Il primo passo della pratica inizia con un respiro
L'insegnamento di oggi, come la prima pagina di questo lavoro, mostra chiaramente da dove comincia la pratica. Ascoltare buone spiegazioni è necessario, ma le spiegazioni da sole non approfondiscono la mente. In definitiva, la pratica comincia quando vediamo e sperimentiamo direttamente dal luogo in cui siamo seduti adesso.
Il sunim ci insegna a non trasformare la meditazione in uno stato difficile o speciale, ma prima di tutto a osservare il respiro che entra e che esce così com'è. Sapere che state inspirando mentre inspirate, e sapere che state espirando mentre espirate, è la semplice consapevolezza che riporta la mente in questo luogo presente.
Osservare il respiro non significa sforzarsi di diventare calmi. Significa notare il respiro che già viene e va, senza perderlo di vista. Allora i pensieri complessi arretrano a poco a poco e la mente si posa, come qualcuno che apre una via per la prima volta.

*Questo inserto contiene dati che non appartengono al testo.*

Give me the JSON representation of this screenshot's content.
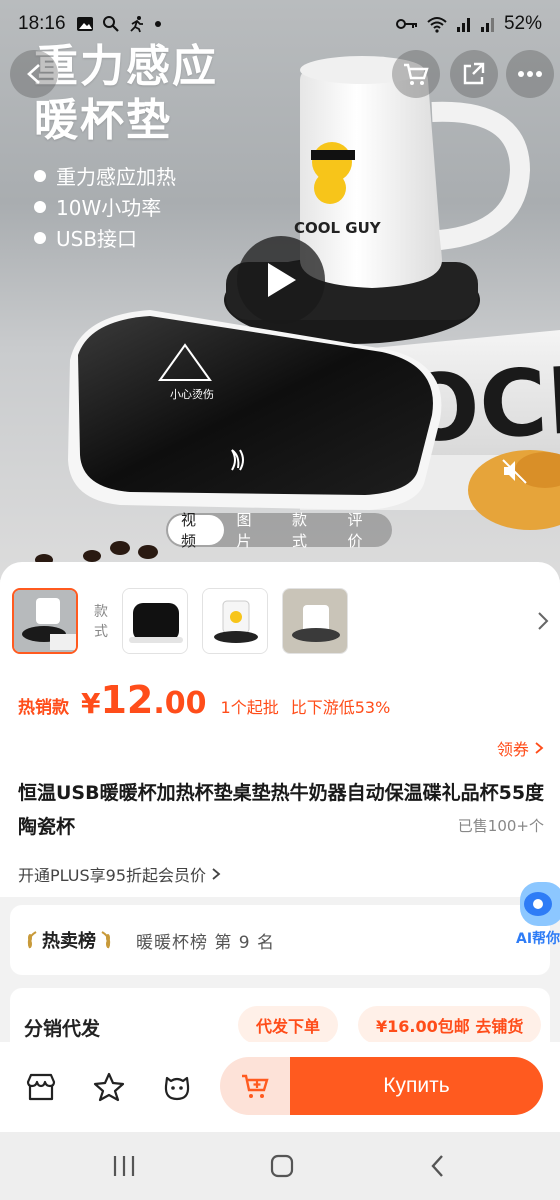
{
  "status_bar": {
    "time": "18:16",
    "battery": "52%"
  },
  "hero": {
    "title_line1": "重力感应",
    "title_line2": "暖杯垫",
    "features": [
      "重力感应加热",
      "10W小功率",
      "USB接口"
    ],
    "mug_text": "COOL GUY",
    "book_text": "ROCK",
    "warning_text": "小心烫伤",
    "media_tabs": [
      "视频",
      "图片",
      "款式",
      "评价"
    ],
    "active_tab": 0
  },
  "product": {
    "style_label": "款式",
    "hot_tag": "热销款",
    "currency": "¥",
    "price_int": "12",
    "price_dec": ".00",
    "moq": "1个起批",
    "compare": "比下游低53%",
    "coupon": "领券",
    "title": "恒温USB暖暖杯加热杯垫桌垫热牛奶器自动保温碟礼品杯55度陶瓷杯",
    "sold": "已售100+个",
    "plus": "开通PLUS享95折起会员价"
  },
  "rank": {
    "badge": "热卖榜",
    "text": "暖暖杯榜  第 9 名"
  },
  "ai": {
    "label": "AI帮你"
  },
  "distribution": {
    "title": "分销代发",
    "order_label": "代发下单",
    "stock_label": "¥16.00包邮 去铺货"
  },
  "action_bar": {
    "buy_label": "Купить"
  },
  "colors": {
    "accent": "#ff5a1f",
    "accent_text": "#ff4d1a",
    "ai_blue": "#2e7cf6"
  }
}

Perciò il primo passo della pratica non è lontano. Non comincia solo dopo aver compreso molte parole. Nel momento in cui notate direttamente questo solo respiro, la pratica di oggi è già iniziata.
Oggi non fermatevi alle spiegazioni; sedetevi per un momento. Osservate direttamente l'inspirazione e l'espirazione, e aprite la pratica del giorno con mente di principiante.
La pratica non comincia solo dopo aver compreso molte spiegazioni. Quando notate direttamente un respiro dal luogo in cui siete seduti ora, la mente ritorna al presente e si apre il primo sentiero della pratica.